Zusammenfassung: 34 neue Fälle von Hemicrania continua (HC) werden in ihrer Symptompalette mit aus der Literatur bekannten Fallbeobachtungen verglichen. Die HC stellt eine besondere Verlaufsform dar, da ein anhaltender einseitiger bestehender Kopfschmerz in wechselnder Intensität vorliegt, wobei einerseits ein eher dumpf und druckartig empfundener Basiskopfschmerz, von plötzlichen kurzen Exazerbationen, mit ausgeprägten autonomen Symptomen wie Tränenfluss, Schwitzen, Ptose etc. überlagert. Die klinische Symptomatik und die demographischen Daten der nunmehrigen neuen 34 Fälle wurden mit 41 aus der Literatur verwertbaren Fällen verglichen.

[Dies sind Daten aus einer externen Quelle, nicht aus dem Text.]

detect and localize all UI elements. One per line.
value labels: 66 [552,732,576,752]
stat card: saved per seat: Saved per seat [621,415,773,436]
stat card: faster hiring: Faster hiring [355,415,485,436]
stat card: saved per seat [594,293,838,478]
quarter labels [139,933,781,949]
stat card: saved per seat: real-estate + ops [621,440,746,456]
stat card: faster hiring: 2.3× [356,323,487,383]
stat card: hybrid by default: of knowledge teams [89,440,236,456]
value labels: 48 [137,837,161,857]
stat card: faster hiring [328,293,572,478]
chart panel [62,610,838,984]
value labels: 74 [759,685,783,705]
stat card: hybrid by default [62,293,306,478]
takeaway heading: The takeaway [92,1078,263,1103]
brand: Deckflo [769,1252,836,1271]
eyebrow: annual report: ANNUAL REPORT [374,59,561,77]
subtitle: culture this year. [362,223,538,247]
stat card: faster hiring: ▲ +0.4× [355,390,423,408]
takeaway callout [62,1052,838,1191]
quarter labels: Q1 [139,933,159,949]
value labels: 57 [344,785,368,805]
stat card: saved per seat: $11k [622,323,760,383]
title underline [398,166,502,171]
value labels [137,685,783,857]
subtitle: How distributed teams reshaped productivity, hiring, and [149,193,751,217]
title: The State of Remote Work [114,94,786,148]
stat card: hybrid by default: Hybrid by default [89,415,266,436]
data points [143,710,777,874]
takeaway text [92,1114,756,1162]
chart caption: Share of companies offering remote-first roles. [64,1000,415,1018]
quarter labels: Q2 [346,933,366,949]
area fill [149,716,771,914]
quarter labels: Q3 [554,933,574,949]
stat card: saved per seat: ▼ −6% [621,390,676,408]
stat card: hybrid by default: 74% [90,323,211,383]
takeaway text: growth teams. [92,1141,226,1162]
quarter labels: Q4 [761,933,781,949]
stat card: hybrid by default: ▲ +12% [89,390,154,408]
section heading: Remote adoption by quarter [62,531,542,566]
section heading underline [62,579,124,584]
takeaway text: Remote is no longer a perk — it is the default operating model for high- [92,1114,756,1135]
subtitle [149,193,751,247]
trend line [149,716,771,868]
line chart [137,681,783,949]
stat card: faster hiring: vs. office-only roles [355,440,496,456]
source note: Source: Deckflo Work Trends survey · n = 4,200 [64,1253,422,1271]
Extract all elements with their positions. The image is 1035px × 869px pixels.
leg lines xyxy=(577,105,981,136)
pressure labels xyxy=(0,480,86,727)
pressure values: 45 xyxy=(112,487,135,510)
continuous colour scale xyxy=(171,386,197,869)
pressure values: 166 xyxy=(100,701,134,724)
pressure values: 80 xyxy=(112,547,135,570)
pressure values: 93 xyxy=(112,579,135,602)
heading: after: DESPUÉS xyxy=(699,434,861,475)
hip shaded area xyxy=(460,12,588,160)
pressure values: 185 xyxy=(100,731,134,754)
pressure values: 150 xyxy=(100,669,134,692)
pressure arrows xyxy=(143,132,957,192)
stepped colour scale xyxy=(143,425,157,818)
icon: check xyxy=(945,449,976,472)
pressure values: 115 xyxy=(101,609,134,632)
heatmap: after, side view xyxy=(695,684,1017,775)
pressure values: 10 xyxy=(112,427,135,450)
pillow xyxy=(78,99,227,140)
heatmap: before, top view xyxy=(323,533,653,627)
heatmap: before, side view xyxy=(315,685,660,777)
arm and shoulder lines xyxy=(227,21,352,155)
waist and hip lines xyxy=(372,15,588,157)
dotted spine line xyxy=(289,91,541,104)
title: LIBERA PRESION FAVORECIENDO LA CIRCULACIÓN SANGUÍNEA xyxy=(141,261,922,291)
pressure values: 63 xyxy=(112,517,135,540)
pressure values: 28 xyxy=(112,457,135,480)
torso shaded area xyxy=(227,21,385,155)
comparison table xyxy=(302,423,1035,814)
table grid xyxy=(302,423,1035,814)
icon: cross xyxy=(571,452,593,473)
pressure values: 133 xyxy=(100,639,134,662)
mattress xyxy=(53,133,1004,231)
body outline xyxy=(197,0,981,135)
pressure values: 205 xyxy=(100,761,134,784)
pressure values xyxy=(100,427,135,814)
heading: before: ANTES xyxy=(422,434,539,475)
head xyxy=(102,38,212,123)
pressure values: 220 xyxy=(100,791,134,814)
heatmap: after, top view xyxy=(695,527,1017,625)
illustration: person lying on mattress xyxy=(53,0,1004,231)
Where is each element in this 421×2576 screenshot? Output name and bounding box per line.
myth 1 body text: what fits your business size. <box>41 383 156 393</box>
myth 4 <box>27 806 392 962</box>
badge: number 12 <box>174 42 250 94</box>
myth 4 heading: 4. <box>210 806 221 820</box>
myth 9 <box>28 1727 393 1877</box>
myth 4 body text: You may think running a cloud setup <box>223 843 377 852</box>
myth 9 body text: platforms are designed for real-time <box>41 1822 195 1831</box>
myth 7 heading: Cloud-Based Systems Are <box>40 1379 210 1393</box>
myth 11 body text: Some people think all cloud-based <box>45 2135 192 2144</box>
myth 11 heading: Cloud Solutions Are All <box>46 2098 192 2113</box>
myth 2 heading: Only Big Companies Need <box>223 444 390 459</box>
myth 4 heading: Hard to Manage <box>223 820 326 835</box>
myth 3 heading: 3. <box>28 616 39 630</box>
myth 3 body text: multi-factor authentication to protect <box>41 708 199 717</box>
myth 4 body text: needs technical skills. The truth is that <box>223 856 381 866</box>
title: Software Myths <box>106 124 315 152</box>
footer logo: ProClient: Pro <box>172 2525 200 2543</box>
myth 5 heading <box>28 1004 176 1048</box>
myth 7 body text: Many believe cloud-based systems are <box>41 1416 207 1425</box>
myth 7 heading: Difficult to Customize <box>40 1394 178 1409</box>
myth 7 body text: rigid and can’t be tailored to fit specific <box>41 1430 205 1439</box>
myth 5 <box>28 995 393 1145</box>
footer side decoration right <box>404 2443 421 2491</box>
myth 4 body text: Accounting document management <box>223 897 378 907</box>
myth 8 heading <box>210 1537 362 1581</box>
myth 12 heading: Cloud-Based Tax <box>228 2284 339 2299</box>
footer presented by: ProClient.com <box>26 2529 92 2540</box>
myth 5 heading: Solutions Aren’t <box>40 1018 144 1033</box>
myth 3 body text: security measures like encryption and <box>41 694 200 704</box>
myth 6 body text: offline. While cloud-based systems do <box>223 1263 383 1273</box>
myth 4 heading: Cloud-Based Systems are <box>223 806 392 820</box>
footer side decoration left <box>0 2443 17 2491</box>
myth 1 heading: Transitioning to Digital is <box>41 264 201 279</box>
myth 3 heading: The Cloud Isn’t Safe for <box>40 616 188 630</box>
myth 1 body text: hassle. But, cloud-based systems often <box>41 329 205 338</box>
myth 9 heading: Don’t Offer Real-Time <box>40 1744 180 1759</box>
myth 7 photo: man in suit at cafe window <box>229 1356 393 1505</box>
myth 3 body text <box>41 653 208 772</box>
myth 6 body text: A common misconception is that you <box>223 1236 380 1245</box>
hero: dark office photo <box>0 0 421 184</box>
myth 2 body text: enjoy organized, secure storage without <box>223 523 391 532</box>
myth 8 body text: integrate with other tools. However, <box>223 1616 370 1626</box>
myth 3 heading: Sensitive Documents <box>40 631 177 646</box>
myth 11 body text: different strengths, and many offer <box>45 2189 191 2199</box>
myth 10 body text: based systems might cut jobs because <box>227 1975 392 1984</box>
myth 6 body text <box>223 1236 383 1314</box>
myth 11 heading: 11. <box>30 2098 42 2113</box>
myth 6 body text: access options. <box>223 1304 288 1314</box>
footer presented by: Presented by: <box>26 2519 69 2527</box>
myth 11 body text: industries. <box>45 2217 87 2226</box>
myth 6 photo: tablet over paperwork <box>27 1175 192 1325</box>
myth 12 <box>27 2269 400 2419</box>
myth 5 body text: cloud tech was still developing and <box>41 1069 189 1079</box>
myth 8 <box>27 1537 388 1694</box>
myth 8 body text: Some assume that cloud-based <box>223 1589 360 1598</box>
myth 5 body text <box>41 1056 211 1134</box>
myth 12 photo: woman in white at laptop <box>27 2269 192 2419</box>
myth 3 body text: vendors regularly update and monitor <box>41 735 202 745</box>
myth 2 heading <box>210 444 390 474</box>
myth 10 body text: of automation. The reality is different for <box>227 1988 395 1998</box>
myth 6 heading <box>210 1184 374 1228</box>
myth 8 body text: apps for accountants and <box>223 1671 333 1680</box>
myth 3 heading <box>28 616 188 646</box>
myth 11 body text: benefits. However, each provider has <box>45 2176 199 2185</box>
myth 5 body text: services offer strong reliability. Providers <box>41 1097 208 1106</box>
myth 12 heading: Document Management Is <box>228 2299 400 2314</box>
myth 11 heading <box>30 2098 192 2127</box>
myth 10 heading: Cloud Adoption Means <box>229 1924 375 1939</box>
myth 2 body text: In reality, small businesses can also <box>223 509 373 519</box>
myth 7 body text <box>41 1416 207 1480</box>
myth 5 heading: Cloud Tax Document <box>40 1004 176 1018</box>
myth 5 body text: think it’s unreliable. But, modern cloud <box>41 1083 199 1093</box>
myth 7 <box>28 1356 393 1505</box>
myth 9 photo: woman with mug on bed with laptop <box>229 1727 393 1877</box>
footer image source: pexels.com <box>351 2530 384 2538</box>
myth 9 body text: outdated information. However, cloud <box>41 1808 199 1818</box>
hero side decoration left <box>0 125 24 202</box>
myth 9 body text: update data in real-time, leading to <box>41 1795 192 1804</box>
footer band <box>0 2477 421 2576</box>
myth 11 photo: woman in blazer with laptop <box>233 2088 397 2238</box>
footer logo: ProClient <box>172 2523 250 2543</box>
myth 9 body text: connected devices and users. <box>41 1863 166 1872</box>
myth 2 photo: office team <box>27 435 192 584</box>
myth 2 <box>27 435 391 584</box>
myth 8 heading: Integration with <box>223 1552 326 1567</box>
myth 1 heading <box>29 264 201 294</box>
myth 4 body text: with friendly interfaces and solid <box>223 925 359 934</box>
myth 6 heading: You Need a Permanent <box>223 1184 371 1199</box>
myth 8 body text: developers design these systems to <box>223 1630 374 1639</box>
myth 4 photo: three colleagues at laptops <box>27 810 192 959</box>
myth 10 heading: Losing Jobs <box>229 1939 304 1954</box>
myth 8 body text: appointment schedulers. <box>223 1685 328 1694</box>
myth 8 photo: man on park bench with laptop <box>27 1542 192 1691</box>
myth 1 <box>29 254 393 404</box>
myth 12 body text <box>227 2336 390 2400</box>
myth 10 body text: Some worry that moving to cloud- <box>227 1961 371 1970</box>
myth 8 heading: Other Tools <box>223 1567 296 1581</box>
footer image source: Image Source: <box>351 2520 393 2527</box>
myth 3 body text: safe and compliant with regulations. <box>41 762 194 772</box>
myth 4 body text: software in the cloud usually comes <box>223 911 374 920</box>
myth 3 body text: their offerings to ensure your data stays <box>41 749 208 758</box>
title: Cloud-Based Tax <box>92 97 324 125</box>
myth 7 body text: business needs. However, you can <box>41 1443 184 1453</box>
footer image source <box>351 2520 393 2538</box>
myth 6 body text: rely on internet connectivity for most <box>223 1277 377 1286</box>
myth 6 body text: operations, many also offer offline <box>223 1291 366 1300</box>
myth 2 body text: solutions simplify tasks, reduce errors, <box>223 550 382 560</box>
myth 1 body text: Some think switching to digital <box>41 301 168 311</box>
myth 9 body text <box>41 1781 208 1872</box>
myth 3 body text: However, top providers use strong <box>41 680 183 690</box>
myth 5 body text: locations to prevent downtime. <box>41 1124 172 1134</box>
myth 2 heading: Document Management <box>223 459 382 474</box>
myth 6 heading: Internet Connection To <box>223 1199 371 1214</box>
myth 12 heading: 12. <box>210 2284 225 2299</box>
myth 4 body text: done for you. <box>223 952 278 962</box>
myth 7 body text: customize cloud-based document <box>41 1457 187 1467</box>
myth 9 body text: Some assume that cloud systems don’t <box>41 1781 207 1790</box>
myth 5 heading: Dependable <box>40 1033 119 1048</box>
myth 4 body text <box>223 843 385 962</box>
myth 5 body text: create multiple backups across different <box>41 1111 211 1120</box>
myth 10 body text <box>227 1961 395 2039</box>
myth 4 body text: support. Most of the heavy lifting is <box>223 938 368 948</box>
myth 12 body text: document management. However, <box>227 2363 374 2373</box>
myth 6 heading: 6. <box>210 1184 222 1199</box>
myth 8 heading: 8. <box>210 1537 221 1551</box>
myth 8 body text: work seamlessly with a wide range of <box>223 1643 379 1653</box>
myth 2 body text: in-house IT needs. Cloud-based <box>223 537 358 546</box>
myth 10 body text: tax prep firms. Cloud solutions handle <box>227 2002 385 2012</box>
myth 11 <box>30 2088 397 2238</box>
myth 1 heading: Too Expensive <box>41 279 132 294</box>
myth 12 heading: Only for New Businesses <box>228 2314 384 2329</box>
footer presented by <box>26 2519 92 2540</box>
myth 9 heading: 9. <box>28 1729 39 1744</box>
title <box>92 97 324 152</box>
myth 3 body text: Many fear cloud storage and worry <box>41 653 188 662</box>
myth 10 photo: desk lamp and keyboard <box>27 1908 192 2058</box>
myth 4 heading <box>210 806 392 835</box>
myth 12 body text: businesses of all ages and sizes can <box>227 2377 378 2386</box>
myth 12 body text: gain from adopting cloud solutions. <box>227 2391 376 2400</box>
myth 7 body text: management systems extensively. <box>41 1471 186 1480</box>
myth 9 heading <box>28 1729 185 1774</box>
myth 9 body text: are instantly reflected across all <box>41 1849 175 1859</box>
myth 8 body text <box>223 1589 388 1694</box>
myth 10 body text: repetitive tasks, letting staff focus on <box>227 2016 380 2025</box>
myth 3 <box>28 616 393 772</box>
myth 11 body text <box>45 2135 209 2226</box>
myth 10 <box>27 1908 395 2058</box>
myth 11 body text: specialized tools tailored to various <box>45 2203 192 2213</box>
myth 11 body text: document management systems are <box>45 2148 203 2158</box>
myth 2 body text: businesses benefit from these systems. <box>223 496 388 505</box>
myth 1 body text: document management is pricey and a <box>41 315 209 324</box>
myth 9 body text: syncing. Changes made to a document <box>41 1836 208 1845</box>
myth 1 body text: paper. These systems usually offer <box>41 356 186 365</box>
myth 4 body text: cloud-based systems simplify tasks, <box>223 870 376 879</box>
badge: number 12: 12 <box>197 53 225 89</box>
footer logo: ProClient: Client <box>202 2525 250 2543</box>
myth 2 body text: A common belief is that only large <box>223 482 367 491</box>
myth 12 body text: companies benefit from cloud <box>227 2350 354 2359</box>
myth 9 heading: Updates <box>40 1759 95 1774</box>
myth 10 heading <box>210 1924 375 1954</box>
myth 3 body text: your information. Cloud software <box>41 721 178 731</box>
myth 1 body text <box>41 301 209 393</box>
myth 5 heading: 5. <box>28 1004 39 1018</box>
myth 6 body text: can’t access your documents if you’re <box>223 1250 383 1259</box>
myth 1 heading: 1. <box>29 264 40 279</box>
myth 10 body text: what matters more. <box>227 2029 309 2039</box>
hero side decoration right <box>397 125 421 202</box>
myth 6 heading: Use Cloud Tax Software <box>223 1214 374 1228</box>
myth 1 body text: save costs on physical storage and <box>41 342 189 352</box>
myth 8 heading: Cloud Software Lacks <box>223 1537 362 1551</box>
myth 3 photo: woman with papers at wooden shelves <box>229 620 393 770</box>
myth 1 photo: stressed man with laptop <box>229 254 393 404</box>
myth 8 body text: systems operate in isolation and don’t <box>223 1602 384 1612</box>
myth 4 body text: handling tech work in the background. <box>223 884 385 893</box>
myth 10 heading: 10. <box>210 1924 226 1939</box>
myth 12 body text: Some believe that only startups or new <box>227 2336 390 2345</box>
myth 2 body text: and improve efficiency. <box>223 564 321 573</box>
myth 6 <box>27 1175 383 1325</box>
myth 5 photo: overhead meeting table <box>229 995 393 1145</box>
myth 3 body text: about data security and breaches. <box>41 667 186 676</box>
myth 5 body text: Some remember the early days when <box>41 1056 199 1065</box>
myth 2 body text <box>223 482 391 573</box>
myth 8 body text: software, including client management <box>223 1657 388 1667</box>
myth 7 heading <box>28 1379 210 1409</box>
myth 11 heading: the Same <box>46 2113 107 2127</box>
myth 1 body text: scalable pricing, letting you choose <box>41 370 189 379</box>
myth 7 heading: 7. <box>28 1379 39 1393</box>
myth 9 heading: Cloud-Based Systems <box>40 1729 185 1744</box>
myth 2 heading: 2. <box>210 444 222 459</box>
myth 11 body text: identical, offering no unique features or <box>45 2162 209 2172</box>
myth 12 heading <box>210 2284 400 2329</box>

Im Vergleich des klinischen Bildes der neuen Fälle und der vergleichbaren Literatur finden sich bei 74% gegenüber 63% autonome Begleiterscheinungen, bei 41 ggü. 26% die kurzen bohrenden Kopfschmerzattacken und auch das Nasenrinnen bzw. der Tränenfluss sind in der aktuellen Gruppe in etwas höherem Prozentsatz als in der Literatur zu finden. Bei 70% finden sich Symptome, wie sie laut IHS einer Migräneexazerbation entsprechen, diese Zahl ist aus den Literaturangaben nicht eindeutig prozentuell belegbar und dürfte bei über 50% liegen. Die HC spricht auf Indomethacin an, zumindest trifft dies 63 der 93 Fälle aus der Literatur zu. Die Autoren stellen fest, dass alle chronischen unilateralen täglichen Kopfschmerzen frühzeitig, wenn nicht schon primär, mit Indomethacin behandelt werden sollen.

Kommentar: Die Autoren aus dem Bereich des Jefferson Headache-Centers in Philadelphia vergleichen eigene epidemiologische und symptomatologische Daten (34 neue Fälle) mit verwertbaren 41 aus der in der Gesamtliteratur bisher publizierten Zahl von 93 seit der Erstbeschreibung durch Sjaastad und Spierings 1984. Über Details der klassifikatorischen Zuordnung dieses Kopfschmerzbildes ist man sich in der Literatur nicht einig, wohl aber besteht Übereinstimmung darin, dass es sich um einen anhaltenden (manchmal auch remittierenden) halbseitigen Dauerkopfschmerz handelt, der keine bestimmten Auslöser hat, mit kurzen Schmerzexazerbationen und autonomen Begleitsymptomen einhergeht und weitgehend auf Indomethacin anspricht. Dieses Ansprechen auf Indomethacin (in den früher publizierten Fällen für über 2/3 der Fälle gültig, einige sprechen auch auf andere nicht steroidale Antirheumatika unvollständig an), wird in der vorliegenden Serie zum Diagnosekriterium. Die HC wird einerseits zur Gruppe des Chronic Daily Headache (CDH) gezählt und andererseits von Goadsby und Lipton als trigeminale autonome Kopfschmerzform charakteristiert, wobei nach dem Klassifikationsvorschlag dieser Autoren für die diagnostische Zuordnung bei entsprechender Basissymptomatik entweder das Ansprechen auf Indomethacin oder das Vorliegen eines autonomen Begleitsymptoms gefordert wird. Peres und Ma. bezweifeln aufgrund ihrer Studien die ordnungsgemässe Klassifizierbarkeit einer HC, wenn sie nicht Indomethacinsensibel ist.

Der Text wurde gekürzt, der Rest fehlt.